Ty:Brawo Tomilson to Ci się udało-Gdy patrzyłam mu w oczy,powoli wziełam drugie jajko które rozbiłam mu na głowie-Ups przepraszam,kurde jak mogłam słynny Louis Tomilson na swoich pięknych włosach ma jajko o jejku.Ale nie przejmuj się jajko jest dobre na włosy-Chłopaki wybuchli śmiechem,zaczeli tarzac się po podłodze,ale oczywiscie Lou nie został mi dłużny.
L:Hmmm masz racje,ale nadchodzi zima więc przyda nas się żywy bałwanek-Mowiąc to wysypał na mnie całą mąke i mił racje na prawde wyglądałam jak bałwan.-Chłopaki nie mogli podniesc się z ziemi.

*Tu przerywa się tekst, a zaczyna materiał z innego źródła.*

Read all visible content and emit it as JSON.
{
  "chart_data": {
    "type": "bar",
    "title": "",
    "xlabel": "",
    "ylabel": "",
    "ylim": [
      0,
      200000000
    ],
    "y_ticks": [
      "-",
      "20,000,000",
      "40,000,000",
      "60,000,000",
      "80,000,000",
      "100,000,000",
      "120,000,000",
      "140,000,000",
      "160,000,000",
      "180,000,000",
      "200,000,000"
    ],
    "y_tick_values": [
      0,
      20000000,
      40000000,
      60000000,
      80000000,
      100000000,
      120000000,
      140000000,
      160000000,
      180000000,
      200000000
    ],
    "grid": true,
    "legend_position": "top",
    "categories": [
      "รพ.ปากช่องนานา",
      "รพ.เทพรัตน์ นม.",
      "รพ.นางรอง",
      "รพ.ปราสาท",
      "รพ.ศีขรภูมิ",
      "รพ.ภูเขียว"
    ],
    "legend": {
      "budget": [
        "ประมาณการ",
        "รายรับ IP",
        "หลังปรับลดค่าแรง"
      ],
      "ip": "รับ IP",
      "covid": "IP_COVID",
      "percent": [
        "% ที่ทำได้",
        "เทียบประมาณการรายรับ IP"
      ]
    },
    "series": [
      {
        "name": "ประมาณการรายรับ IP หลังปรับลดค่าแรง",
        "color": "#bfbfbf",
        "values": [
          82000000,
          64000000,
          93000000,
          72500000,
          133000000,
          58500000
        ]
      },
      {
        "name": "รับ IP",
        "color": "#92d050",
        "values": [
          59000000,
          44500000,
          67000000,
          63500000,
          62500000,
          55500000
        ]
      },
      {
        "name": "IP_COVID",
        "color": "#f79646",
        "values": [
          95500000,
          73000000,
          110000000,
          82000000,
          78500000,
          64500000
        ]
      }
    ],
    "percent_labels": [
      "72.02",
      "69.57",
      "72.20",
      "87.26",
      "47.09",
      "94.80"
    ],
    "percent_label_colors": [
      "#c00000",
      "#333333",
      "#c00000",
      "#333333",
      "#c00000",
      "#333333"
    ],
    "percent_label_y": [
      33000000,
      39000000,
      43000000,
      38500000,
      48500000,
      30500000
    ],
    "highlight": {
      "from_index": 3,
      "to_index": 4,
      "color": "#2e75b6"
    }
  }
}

N:O tak taki bałwanek  jak [T.I.] może stac u nas cały rok-Spojrzałam się na Nialla i wzsiełam jajo do ręki i rzuciłam w niego,Jajko idealnie rozbiło się na jego czole.I tak zaczełam się bitwa.Gdy już skończyliśmy z braku sił,Kuchnia nie wygladałam jakbym ja sprzątała,wszędzie były skorupki jajka,maka,cukier a nawet masło.

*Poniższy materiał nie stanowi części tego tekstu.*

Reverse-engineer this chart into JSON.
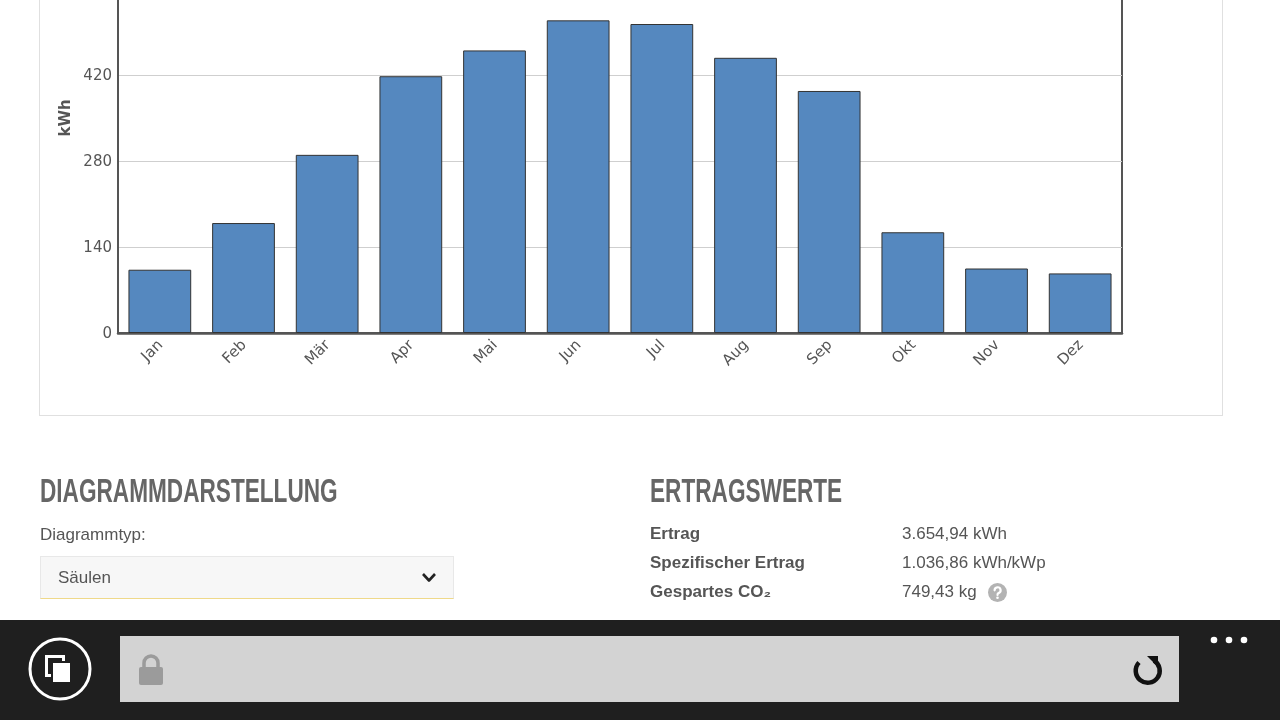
{
  "chart_data": [
    {
      "type": "bar",
      "ylabel": "kWh",
      "categories": [
        "Jan",
        "Feb",
        "Mär",
        "Apr",
        "Mai",
        "Jun",
        "Jul",
        "Aug",
        "Sep",
        "Okt",
        "Nov",
        "Dez"
      ],
      "values": [
        103,
        179,
        290,
        418,
        460,
        509,
        503,
        448,
        394,
        164,
        105,
        97
      ],
      "color": "#5588bf",
      "ylim": [
        0,
        700
      ],
      "yticks": [
        0,
        140,
        280,
        420
      ],
      "grid": "y"
    },
    {
      "type": "other",
      "title": "DIAGRAMMDARSTELLUNG",
      "annotations": [
        "Diagrammtyp:",
        "Säulen"
      ]
    },
    {
      "type": "other",
      "title": "ERTRAGSWERTE",
      "annotations": [
        "Ertrag",
        "3.654,94 kWh",
        "Spezifischer Ertrag",
        "1.036,86 kWh/kWp",
        "Gespartes CO₂",
        "749,43 kg"
      ]
    }
  ]
}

Ty:No dobra chłopaki ja ide się umyc i przebraz.A Wy sprzątacie kuchnie.-Poszłam na góre zamknełam drzwi,ale po chwili usłyszałam pukanie odwróciłam się i zobaczyłam Niall.Wyglądał inaczej niż zwykle był...zawstydzony? Tak ten Niall był zawstydzony nie wiedziałam o co mu chodzi.A on podszedł i mnie pocałował zamarłam,oddałam pocałunek,odpłynęłam tak długo na to czekałam.

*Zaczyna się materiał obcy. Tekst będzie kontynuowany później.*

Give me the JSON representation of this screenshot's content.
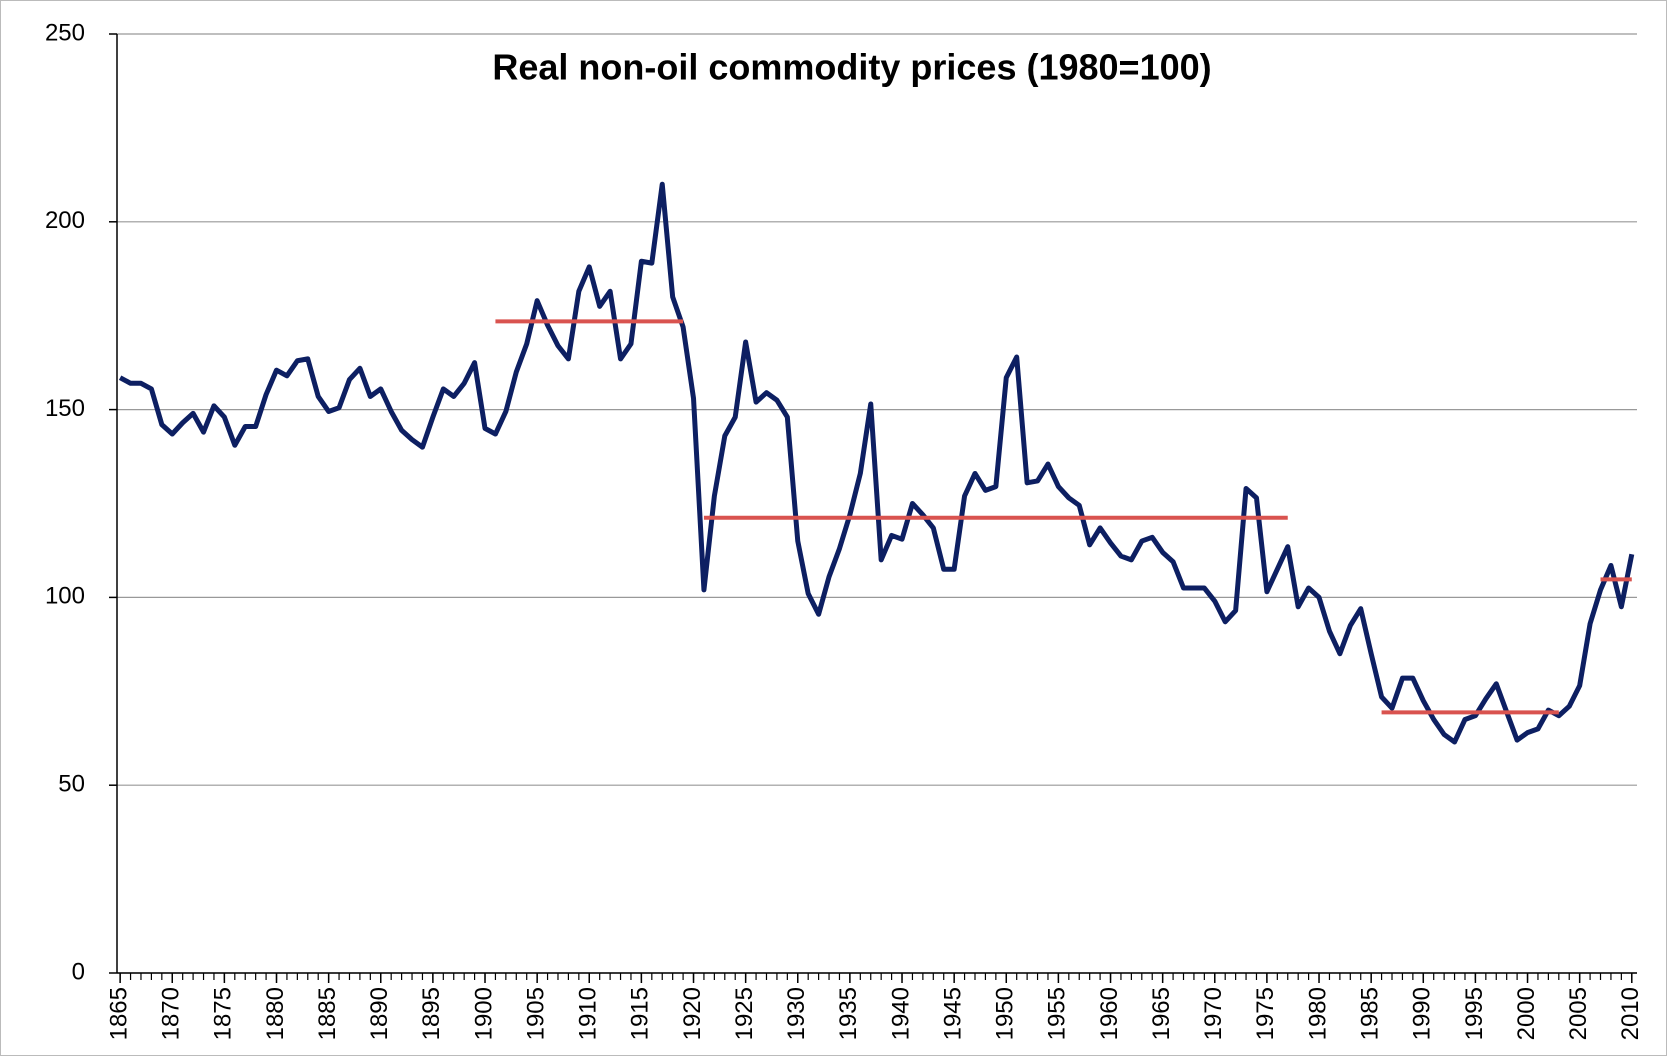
{
  "chart_data": {
    "type": "line",
    "title": "Real non-oil commodity prices (1980=100)",
    "x": [
      1865,
      1866,
      1867,
      1868,
      1869,
      1870,
      1871,
      1872,
      1873,
      1874,
      1875,
      1876,
      1877,
      1878,
      1879,
      1880,
      1881,
      1882,
      1883,
      1884,
      1885,
      1886,
      1887,
      1888,
      1889,
      1890,
      1891,
      1892,
      1893,
      1894,
      1895,
      1896,
      1897,
      1898,
      1899,
      1900,
      1901,
      1902,
      1903,
      1904,
      1905,
      1906,
      1907,
      1908,
      1909,
      1910,
      1911,
      1912,
      1913,
      1914,
      1915,
      1916,
      1917,
      1918,
      1919,
      1920,
      1921,
      1922,
      1923,
      1924,
      1925,
      1926,
      1927,
      1928,
      1929,
      1930,
      1931,
      1932,
      1933,
      1934,
      1935,
      1936,
      1937,
      1938,
      1939,
      1940,
      1941,
      1942,
      1943,
      1944,
      1945,
      1946,
      1947,
      1948,
      1949,
      1950,
      1951,
      1952,
      1953,
      1954,
      1955,
      1956,
      1957,
      1958,
      1959,
      1960,
      1961,
      1962,
      1963,
      1964,
      1965,
      1966,
      1967,
      1968,
      1969,
      1970,
      1971,
      1972,
      1973,
      1974,
      1975,
      1976,
      1977,
      1978,
      1979,
      1980,
      1981,
      1982,
      1983,
      1984,
      1985,
      1986,
      1987,
      1988,
      1989,
      1990,
      1991,
      1992,
      1993,
      1994,
      1995,
      1996,
      1997,
      1998,
      1999,
      2000,
      2001,
      2002,
      2003,
      2004,
      2005,
      2006,
      2007,
      2008,
      2009,
      2010
    ],
    "series": [
      {
        "color": "#0d1f62",
        "values": [
          158.5,
          157,
          157,
          155.5,
          146,
          143.5,
          146.5,
          149,
          144,
          151,
          148,
          140.5,
          145.5,
          145.5,
          154,
          160.5,
          159,
          163,
          163.5,
          153.5,
          149.5,
          150.5,
          158,
          161,
          153.5,
          155.5,
          149.5,
          144.5,
          142,
          140,
          148,
          155.5,
          153.5,
          157,
          162.5,
          145,
          143.5,
          149.5,
          160,
          167.5,
          179,
          172.5,
          167,
          163.5,
          181.5,
          188,
          177.5,
          181.5,
          163.5,
          167.5,
          189.5,
          189,
          210,
          180,
          172,
          153,
          102,
          127,
          143,
          148,
          168,
          152,
          154.5,
          152.5,
          148,
          115,
          101,
          95.5,
          105.5,
          113,
          122,
          133,
          151.5,
          110,
          116.5,
          115.5,
          125,
          122,
          118.5,
          107.5,
          107.5,
          127,
          133,
          128.5,
          129.5,
          158.5,
          164,
          130.5,
          131,
          135.5,
          129.5,
          126.5,
          124.5,
          114,
          118.5,
          114.5,
          111,
          110,
          115,
          116,
          112,
          109.5,
          102.5,
          102.5,
          102.5,
          99,
          93.5,
          96.5,
          129,
          126.5,
          101.5,
          107.5,
          113.5,
          97.5,
          102.5,
          100,
          91,
          85,
          92.5,
          97,
          85,
          73.5,
          70.5,
          78.5,
          78.5,
          72.5,
          67.5,
          63.5,
          61.5,
          67.5,
          68.5,
          73,
          77,
          69.5,
          62,
          64,
          65,
          70,
          68.5,
          71,
          76.5,
          93,
          102,
          108.5,
          97.5,
          111.5
        ]
      }
    ],
    "reference_lines": {
      "color": "#d9534f",
      "segments": [
        {
          "x": [
            1901,
            1919
          ],
          "value": 173.5
        },
        {
          "x": [
            1921,
            1977
          ],
          "value": 121.2
        },
        {
          "x": [
            1986,
            2003
          ],
          "value": 69.4
        },
        {
          "x": [
            2007,
            2010
          ],
          "value": 104.8
        }
      ]
    },
    "xlim": [
      1864.7,
      2010.5
    ],
    "xticks": [
      1865,
      1870,
      1875,
      1880,
      1885,
      1890,
      1895,
      1900,
      1905,
      1910,
      1915,
      1920,
      1925,
      1930,
      1935,
      1940,
      1945,
      1950,
      1955,
      1960,
      1965,
      1970,
      1975,
      1980,
      1985,
      1990,
      1995,
      2000,
      2005,
      2010
    ],
    "ylim": [
      0,
      250
    ],
    "yticks": [
      0,
      50,
      100,
      150,
      200,
      250
    ],
    "grid": true
  }
}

N-Kocham Cie.Nie wiedziałek jak mam Ci to powiedziec,jak pokazac że mi strasznie na Tobie zależy...[T.I.] żyjesz?.
T:Tak tak po prostu nie spodziewałam się tego,tyle razy przed snem wyobrażam sobie że kiedyś nadejdzie może ten dzień,ale nie wierzyłam w to aż do dzis.Kocham Cie Niall.
I tym sposobem ja i Niall jesteśmy już ze sobą prawie dwa lata.Sny się spełniają ja to wiem.

Do pokoju wpadła moja siostra moje marzenie prysło razem z jej wejsciem do pokoju.Znów wróciłam do monotonności,do codziennego życia.Ale kto wie może w przyszłosci wyrwę się z tego wszystkiego,wyjade i to o czym marze stanie się reale.Zawsze trzeba wierzyc w marzenia i ja tak robie nie tylko wierze w niej całym sercem,ale też nimi żyje.